Again he made a quick decision. We veered away from downtown and toward an elite area with winding roads and stately homes of diplomats and a few embassy compounds, with private homes mixed in.

We stopped at an elaborate Tudor home nestled behind a tall wrought-iron fence with a hedge thickly entwined. The gate swung open when he fingered a gadget in his car. He parked in front of the house and ushered me in front of him, through the heavy oak door and across the polished floor of the hallway.

He moved fast. He punched off an alarm, then stalked down a corridor. He paused to pull down a soft black bag from a hallway closet, and continued down the hall and into a room. I followed, tentatively. From the doorway I could see a child’s furniture: oak bunk beds with matching dresser, desk and chair, rocker, and toy box. Otherwise the room was bare, with a row of stacked boxes still sealed with
movers’ tape. Dumond moved to the boxes and ripped four or five of them open, one after another. In silence he rooted through them, grabbing a stuffed bear, a truck, and action figures and cramming them into the bag. I didn’t say a word; I scarcely breathed. My throat tightened. Here was Paul’s childhood, boxed away, carefully moved into a new room. Waiting for the boy who had spent the last five months alone in a tiny room.

As quickly as he’d started, Dumond was finished. Back down the hallway, up a short flight of stairs to what seemed to be a loft area. I sat on the stairs to wait. He reappeared a few minutes later with a packed leather bag.

“Let’s go,” he said, and we strode in silence across the shiny hallway, our heels clicking on the marble, and climbed into the Mercedes.

D
OES HE SPEAK ENGLISH
?”

“What?” I asked, startled. We’d traveled in silence the first half hour. He had no idea if I was telling him the truth. If he was innocent, he wouldn’t want to get his hopes up that he was about to see his son. If guilty, he was probably working out how best to get rid of me. I was working hard not to consider the second option.

I felt as if I’d suddenly stepped into a movie without having seen the script. Had he been involved? I hoped the hell not. Was I doing the right thing taking him to Paul? I hoped the hell yes. Was I in danger? I had no idea. The Ottawa police knew he was with me, and knew where we were headed. But either way, this man was going to take one small boy out of my life forever.

He grimaced. “This boy you say is Paul.”

“No. At least not much. Did your son … ?”

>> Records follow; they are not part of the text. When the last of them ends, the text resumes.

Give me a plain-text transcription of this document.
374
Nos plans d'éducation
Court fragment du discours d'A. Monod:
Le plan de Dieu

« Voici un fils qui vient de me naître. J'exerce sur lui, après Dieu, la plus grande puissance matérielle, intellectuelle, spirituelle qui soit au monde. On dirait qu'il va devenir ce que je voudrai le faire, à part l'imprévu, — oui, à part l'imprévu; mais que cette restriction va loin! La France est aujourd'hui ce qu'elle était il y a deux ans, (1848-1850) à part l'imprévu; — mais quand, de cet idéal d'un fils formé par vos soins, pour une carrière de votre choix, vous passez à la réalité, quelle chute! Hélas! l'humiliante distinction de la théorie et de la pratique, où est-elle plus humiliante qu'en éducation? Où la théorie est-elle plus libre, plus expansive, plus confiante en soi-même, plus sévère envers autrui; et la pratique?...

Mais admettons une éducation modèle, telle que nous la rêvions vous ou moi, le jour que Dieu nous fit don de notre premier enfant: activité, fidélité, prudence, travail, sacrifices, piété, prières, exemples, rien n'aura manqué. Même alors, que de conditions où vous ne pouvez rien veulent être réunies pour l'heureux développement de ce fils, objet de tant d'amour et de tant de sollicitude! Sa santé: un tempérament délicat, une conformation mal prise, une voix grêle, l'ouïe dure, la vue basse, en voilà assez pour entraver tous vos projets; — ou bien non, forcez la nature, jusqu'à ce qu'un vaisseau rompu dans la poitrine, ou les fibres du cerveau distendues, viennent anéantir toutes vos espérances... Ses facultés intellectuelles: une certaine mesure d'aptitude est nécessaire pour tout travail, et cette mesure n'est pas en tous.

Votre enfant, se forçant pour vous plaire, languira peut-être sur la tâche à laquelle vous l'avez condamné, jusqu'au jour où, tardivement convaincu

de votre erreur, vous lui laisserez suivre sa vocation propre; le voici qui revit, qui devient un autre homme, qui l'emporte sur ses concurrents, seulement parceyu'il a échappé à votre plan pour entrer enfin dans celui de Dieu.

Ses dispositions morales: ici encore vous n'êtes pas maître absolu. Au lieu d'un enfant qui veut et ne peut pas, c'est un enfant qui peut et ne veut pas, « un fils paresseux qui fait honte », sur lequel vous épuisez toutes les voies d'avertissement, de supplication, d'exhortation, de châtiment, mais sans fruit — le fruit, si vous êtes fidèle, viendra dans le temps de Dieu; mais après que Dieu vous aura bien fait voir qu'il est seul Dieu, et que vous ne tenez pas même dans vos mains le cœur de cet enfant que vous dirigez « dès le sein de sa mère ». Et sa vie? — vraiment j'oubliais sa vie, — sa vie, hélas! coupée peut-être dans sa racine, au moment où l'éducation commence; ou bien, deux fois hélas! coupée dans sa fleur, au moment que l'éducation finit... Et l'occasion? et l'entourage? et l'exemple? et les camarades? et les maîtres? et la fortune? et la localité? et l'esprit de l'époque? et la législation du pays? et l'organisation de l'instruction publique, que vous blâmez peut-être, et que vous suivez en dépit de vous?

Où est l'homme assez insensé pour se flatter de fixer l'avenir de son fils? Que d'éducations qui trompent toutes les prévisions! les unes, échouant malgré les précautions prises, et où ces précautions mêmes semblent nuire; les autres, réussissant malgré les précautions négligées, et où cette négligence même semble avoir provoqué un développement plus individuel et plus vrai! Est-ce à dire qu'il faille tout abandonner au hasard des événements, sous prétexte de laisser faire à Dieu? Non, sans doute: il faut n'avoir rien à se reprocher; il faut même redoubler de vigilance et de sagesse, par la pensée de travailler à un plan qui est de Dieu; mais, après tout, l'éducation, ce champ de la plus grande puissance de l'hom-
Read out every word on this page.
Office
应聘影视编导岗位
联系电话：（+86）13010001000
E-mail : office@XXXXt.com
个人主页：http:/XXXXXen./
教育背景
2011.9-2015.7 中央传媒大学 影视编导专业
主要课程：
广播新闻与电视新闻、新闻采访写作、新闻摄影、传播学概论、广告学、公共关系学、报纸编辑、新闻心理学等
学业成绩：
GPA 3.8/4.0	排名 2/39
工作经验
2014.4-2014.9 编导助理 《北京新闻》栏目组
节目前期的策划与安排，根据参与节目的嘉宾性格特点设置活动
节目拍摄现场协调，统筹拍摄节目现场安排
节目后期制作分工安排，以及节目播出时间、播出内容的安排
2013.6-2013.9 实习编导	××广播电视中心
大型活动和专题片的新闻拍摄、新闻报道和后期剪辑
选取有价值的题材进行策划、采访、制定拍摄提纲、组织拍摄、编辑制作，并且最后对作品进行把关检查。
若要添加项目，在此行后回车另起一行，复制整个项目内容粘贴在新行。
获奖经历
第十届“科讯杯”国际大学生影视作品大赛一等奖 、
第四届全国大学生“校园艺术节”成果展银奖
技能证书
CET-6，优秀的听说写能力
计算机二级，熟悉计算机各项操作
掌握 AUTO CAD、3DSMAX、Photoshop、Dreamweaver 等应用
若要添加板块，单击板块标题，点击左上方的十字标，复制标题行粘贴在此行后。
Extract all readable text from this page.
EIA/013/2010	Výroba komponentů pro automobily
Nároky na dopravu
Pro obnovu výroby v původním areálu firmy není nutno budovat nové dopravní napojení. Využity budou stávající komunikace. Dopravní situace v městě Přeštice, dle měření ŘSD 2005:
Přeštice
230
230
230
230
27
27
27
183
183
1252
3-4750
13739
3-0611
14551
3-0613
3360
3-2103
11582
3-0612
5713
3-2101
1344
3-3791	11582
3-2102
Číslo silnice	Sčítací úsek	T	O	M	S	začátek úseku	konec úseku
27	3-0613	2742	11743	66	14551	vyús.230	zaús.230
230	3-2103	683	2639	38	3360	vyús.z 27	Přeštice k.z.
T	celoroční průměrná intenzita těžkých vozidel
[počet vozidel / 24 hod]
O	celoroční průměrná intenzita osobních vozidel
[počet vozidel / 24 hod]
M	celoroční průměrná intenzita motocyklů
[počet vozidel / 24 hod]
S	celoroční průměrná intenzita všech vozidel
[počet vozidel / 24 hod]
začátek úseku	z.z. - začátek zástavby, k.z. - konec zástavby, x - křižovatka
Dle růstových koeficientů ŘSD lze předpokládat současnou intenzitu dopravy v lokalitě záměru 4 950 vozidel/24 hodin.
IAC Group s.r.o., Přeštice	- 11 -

“He speaks a little, but we spoke French at home.” I knew that most Québec schools didn’t let kids study English until third grade or so. Which seems to me a tad exclusionary, especially in a country that’s officially bilingual.

Silence for a few moments.

“Is he healthy?” he asked.

“He seems fine. I had a friend who’s a nurse look him over.”

More miles in silence. We zoomed past an exit, and I could see McDonald’s arches in the distance. My stomach rumbled. I had a packet of peanut butter crackers in my bag, but I couldn’t picture
myself pulling them out and crunching them down in this car with its spotless leather seats.